Talk:Master of the Void

Latest comment: 17 years ago by Ellol

The following talk may be helpful for ideas of further edits in the article. May be not, too. Any way, you are free to use it or not.

<Person> hmm. would really need to read it rather than the synopsis, but it seems like they started by establishing a community at sorta current-earth non-technological levels (say, an african hunter-gatherer tribe)
<Person> their society is being attacked by a technology; say, forest clearance for wood (happens often enough)
<Person> and their community leaders are unwilling to allow the changes to their society that would allow them to combat the invaders
<Guy> as for now you are right
<Person> although your article doesn't really cover enough of their motivation for the refusal, I am guessing they are hidebound "that is the way we have always done it" authority figures
<Person> which again, is pretty conventional for hunter-gather communities
<Person> an outsider who has been exposed to a more technical and weapons-orientated society, organizes some of the villages against the authority's wishes to obtain or build more advanced weaponry to combat the invaders
<Person> however, this places the outsider into a position of authority, and given his military background, this amounts to a military-dictatorship style of government
<Person> then, he is absent from the scene for some time, and returns to find someone else occupying his place
<Person> Power is more attactive to him now than obtaining his original goal, so he has the new leader killed so he can take his place
<Person> the kingmaker who put him in power originally now sees what he has done, and realises he has saved the people, but destroyed the society he used to know
<Person> all of this would work equally well if it were set in a african tribe, fighting land developers
<Person> the scifi is just decoration :)
<Guy> you are only a bit mistaken.
<Person> *nods* I have not read the book
<Guy> i'll explain now
<Guy> First, that outsider (Smartest) wasn't a direct ruler.
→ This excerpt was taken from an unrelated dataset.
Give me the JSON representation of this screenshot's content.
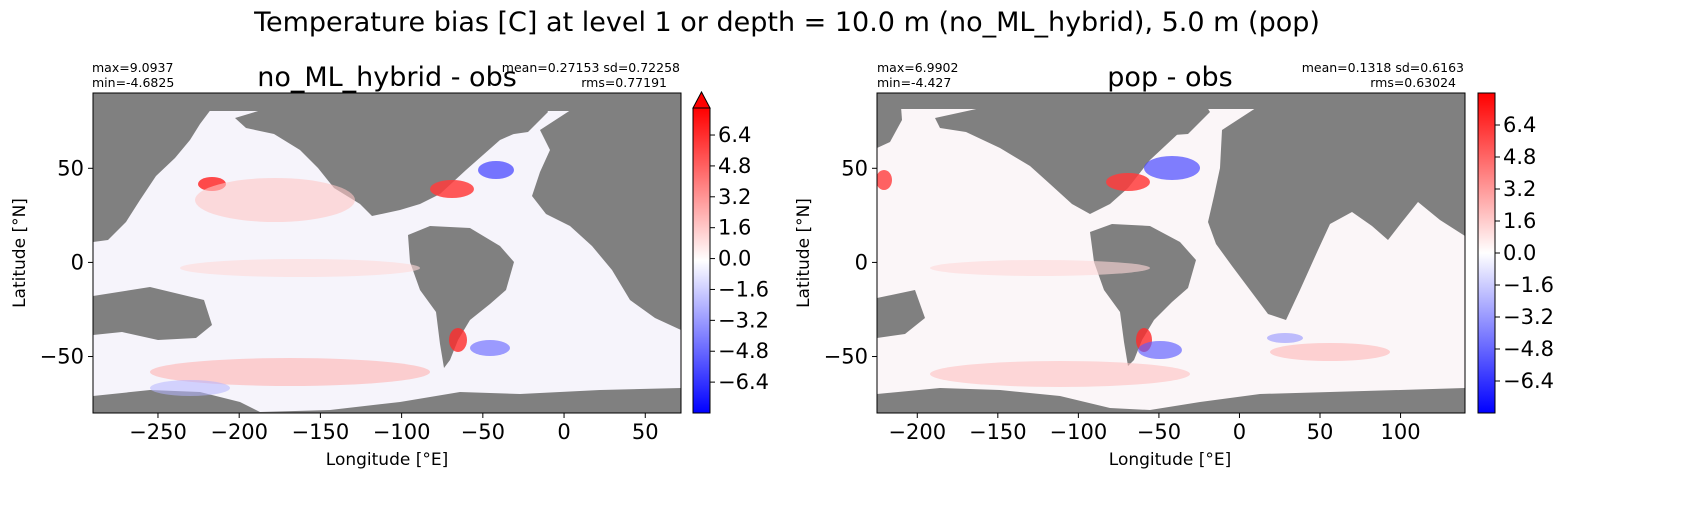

He was a kingmaker. The guy who directly ruled the process was a local citizen Leon.
<Guy> And this outdider strikes the wall in the end.
<Guy> Killing for power case happened with Leon -- who's previous life was just hunting/etc.
<Person> *nod*
<Guy> Now, about this could happen in an African tribe.
<Guy> This did happen. But not in an african tribe. The point is, that for industrialization you have to pay -- either with time, either with money, either with lives. As you have no time and money, you pay with lives/blood. And military dictatorship is the only way in such situation. Any way you try it -- you'll come to something which people from outside would call military dictatorship.
<Guy> My point is that it partially explains what happened in first half of 20th century, e.g. in the Soviet Union.
<Guy> I'm wrong?
<Person> I wouldn't know about the sovet union, but am willing to believe it
<Guy> in fact it's too complex, it's only an idea not truth
<Guy> but in fact, that "transition", just resembles in details early Soviet union: successes in industrial building paid with blood; leader able to hold the whole nation and people agree to work HARD because they trust him. And then -- psychology of "spiders in a jar eating each other": remains only one.
<Guy> i mean leaders: here remained only Leon. In soviet union, as well, old known revolutioners were jailed/killed.
<Guy> This point isn't stated in the book in open form, but... may be, it just was my perception of it.